Ankara’da memur bir ailenin çocuğu olarak büyüyen Barış kendi deyimiyle hayatı boyunca “inek” bir öğrenci olduğu için akademisyen olmak istemiş. Bilkent Üniversitesi’nde işletme okumuş, ardından akademisyenlik hayalini gerçekleştirmek için Londra’ya gitmiş. Tabii serde biraz garanticilik de yok değil… “Ya istediğim okullara kabul edilmezsem” düşüncesiyle, mezun olunca bir de iş başvurusunda bulunmuş. Ve şansa bakın ki, Londra’daki ilk haftasında, Türkiye’den ayrılmadan önce iş için başvurduğu tek yer olan Unilever’den önce telefon, yapılan görüşmelerin ardından da teklif geliyor; Barış okuldan ayrılıp, yurttaki odasını boşaltıp apar topar İstanbul’a dönüyor. “Akademisyen olmak yerine master yapıp dönsem de iş hayatında beni aynı şeylerin beklediğine karar verdim ve bir anda döndüm” diye anlatıyor o günleri. İstanbul’da bir süre çalıştıktan sonra ise, bir pazartesi sabahı “Güney Afrika’ya gidip bölgesel bir rolde çalışmak ister misin” sorusunu duyuyor. Tahmin edeceğiniz gibi pazartesi günü bu soruyu duyup, cuma günü kendini uçakta bulmuş ve bir buçuk yıl Güney Afrika’da yaşamış. “O dönemde Nijerya’dan Etiyopya’ya, ayak basılmadık Afrika ülkesi bırakmadım. Hep iyi ki gitmişim diye düşünüyorum. Zorluklar beni yıldırmaktansa yaptığım şeye daha çok tutunmamı sağlıyor. Aksi halde kendimi çok işe yaramaz hissediyorum. Bu, insanlarla iletişim kurarken de böyledir. Karşımdaki beni zorlamıyorsa ondan çok çabuk sıkılırım…”

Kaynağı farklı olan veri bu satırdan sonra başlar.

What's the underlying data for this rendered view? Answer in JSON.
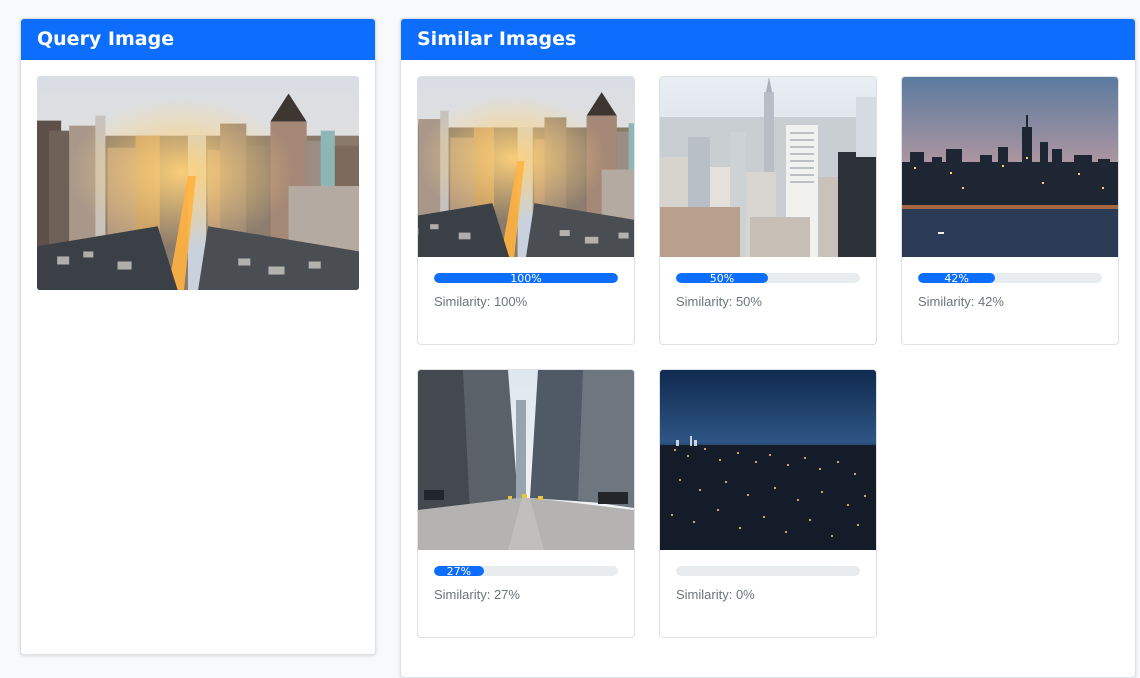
{
  "query_panel": {
    "title": "Query Image",
    "image": "city-street-sunset-skyline-photo"
  },
  "similar_panel": {
    "title": "Similar Images",
    "results": [
      {
        "image": "city-street-sunset-skyline-photo",
        "percent_label": "100%",
        "similarity_text": "Similarity: 100%",
        "score": 1.0
      },
      {
        "image": "manhattan-aerial-skyline-photo",
        "percent_label": "50%",
        "similarity_text": "Similarity: 50%",
        "score": 0.5
      },
      {
        "image": "skyline-at-dusk-over-water-photo",
        "percent_label": "42%",
        "similarity_text": "Similarity: 42%",
        "score": 0.42
      },
      {
        "image": "street-between-skyscrapers-photo",
        "percent_label": "27%",
        "similarity_text": "Similarity: 27%",
        "score": 0.27
      },
      {
        "image": "city-lights-at-night-photo",
        "percent_label": "",
        "similarity_text": "Similarity: 0%",
        "score": 0.0
      }
    ]
  },
  "colors": {
    "accent": "#0d6efd",
    "track": "#e9ecef",
    "muted_text": "#6c757d"
  }
}
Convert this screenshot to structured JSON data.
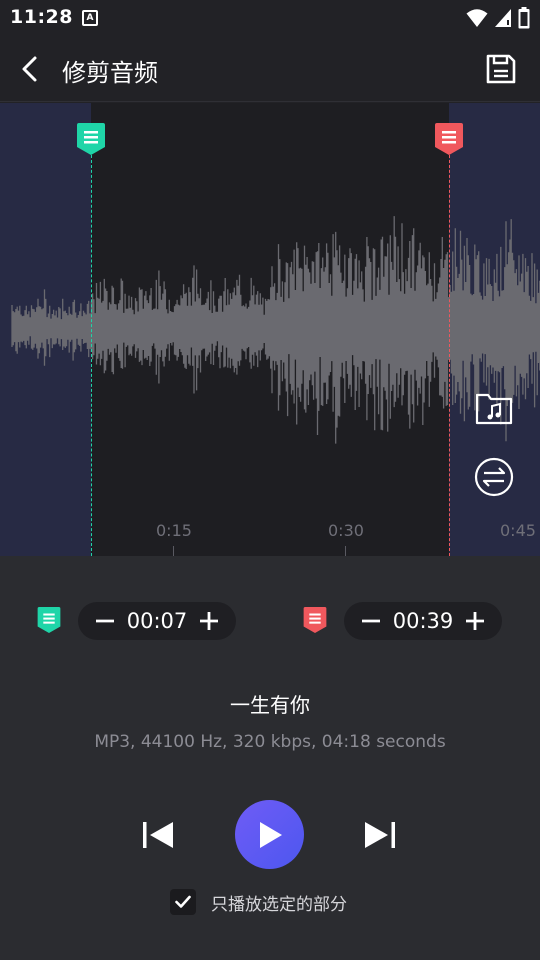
{
  "status_bar": {
    "time": "11:28",
    "notification_icon": "a-letter-icon",
    "icons": [
      "wifi-icon",
      "signal-icon",
      "battery-icon"
    ]
  },
  "app_bar": {
    "title": "修剪音频",
    "back_icon": "chevron-left-icon",
    "save_icon": "save-icon"
  },
  "waveform": {
    "ticks": [
      "0:15",
      "0:30",
      "0:45"
    ],
    "start_marker_color": "#1fd5a8",
    "end_marker_color": "#f0585d",
    "side_buttons": [
      "music-folder-icon",
      "swap-icon"
    ]
  },
  "trim": {
    "start_time": "00:07",
    "end_time": "00:39"
  },
  "song": {
    "title": "一生有你",
    "info": "MP3, 44100 Hz, 320 kbps, 04:18 seconds"
  },
  "playback": {
    "play_only_selected_label": "只播放选定的部分",
    "play_only_selected": true,
    "accent": "#5b58f2"
  }
}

Unilever’de dört yıl çalıştıktan sonra, aynı yerde olmaktan da sıkılan Barış, uzun süre çalıştığı deodorant kategorisini geride bırakıp, bu defa da saç bakım kategorisinde çalışmak üzere Henkel’e transfer olmuş. Fakat hepsinden hızlı uyum sağladığı işi kesinlikle bugün Benckiser’deki pozisyonu, yani Durex markasından sorumlu olmak.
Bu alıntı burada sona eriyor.